Dès la mise en place, chez nous, durant la décennie 1970, d'un établissement de haut-savoir, la Fondation a recueilli 1 200 000 $ en cinq ans dans une première campagne de financement. Après d'autres initiatives et la campagne majeure de développement UQAC-FUQAC menée sous la présidence de Monique Leroux, PDG du Mouvement des caisses Desjardins, le mouvement dispose d'actifs dépassant les 13 millions $ après avoir versé, depuis une quarantaine d'années, plus de 18 millions $ aux équipes de recherche, aux projets de l'Université et en bourses aux étudiants les plus méritants.

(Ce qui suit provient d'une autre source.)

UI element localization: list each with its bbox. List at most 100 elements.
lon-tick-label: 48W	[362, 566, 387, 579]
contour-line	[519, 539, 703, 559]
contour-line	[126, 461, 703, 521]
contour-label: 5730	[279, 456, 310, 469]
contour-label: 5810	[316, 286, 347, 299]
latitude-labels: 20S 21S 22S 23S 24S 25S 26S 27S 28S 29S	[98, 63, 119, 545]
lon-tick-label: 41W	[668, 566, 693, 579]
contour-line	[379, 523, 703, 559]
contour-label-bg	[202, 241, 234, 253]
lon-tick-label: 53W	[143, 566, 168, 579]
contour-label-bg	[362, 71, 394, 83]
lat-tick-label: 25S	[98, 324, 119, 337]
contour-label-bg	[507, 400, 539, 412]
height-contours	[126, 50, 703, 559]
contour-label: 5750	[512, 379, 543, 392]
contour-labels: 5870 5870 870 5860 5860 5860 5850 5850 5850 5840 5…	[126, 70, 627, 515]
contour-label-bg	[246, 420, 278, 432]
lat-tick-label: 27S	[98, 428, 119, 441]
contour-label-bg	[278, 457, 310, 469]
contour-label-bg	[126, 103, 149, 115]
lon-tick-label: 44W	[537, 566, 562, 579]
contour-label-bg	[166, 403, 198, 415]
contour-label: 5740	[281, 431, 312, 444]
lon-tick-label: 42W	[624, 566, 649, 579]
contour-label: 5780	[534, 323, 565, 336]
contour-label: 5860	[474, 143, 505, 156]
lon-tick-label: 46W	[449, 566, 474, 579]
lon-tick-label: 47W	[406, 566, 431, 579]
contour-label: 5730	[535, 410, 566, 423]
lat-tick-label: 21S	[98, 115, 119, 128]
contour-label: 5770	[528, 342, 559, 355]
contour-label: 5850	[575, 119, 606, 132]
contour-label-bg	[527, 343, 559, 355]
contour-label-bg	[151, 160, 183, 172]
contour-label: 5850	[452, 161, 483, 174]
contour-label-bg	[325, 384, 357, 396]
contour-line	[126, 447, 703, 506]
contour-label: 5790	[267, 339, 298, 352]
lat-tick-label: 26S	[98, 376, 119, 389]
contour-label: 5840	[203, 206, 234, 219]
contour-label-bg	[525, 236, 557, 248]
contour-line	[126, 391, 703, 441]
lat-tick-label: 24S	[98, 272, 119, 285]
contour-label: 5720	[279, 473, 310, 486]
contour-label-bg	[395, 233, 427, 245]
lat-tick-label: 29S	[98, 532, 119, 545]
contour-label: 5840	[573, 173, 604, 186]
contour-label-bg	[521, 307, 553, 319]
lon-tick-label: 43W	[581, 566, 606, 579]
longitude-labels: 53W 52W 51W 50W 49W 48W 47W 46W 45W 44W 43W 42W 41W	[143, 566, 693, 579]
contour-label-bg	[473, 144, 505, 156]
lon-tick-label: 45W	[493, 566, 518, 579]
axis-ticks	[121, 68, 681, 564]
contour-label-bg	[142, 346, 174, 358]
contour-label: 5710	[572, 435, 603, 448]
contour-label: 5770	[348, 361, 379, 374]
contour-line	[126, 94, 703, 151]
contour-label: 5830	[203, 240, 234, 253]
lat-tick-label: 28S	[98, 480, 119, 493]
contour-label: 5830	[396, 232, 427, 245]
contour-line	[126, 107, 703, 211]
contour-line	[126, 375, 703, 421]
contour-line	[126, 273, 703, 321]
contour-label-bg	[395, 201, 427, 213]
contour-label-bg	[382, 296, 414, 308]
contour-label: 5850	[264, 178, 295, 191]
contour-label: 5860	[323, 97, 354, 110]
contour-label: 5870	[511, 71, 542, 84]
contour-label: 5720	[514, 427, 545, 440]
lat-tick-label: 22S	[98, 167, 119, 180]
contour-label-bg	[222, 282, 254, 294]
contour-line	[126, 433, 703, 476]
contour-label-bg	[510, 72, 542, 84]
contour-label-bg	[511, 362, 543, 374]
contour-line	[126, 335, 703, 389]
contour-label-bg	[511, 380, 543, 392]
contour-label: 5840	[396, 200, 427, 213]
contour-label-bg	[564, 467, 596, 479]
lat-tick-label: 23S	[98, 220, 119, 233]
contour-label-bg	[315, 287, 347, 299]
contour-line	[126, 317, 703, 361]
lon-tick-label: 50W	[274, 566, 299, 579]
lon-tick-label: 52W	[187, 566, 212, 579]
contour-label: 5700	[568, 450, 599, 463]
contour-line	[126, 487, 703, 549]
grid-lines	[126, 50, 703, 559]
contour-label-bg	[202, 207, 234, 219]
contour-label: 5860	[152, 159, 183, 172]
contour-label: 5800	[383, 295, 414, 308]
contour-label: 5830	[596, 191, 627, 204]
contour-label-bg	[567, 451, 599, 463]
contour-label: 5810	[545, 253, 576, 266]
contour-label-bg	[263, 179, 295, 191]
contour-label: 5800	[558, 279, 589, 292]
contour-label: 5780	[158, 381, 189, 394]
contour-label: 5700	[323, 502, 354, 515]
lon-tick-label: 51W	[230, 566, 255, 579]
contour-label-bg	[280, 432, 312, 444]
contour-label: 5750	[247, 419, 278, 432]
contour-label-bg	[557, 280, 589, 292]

Les travaux de recherche appliquée ont provoqué des retombées économiques significatives. Les projets BALZAC, de Gérard Bouchard, et de dégivrage des lignes de transport d'énergie électrique de Masoud Farzaneth ont atteint un rayonnement mondial. Une nouvelle génération succède aux chercheurs de la première heure. Elle s'inspire d'une philosophie bien contemporaine, m'indiquent les responsables de l'enseignement, de la recherche et de la création, mais sans négliger l'économie.

Avec une population vieillissante, elle se recentre sur l'humain « qui attend des réponses à une évolution déstabilisatrice dont il cherche les issues ». Faisons confiance à ces jeunes esprits.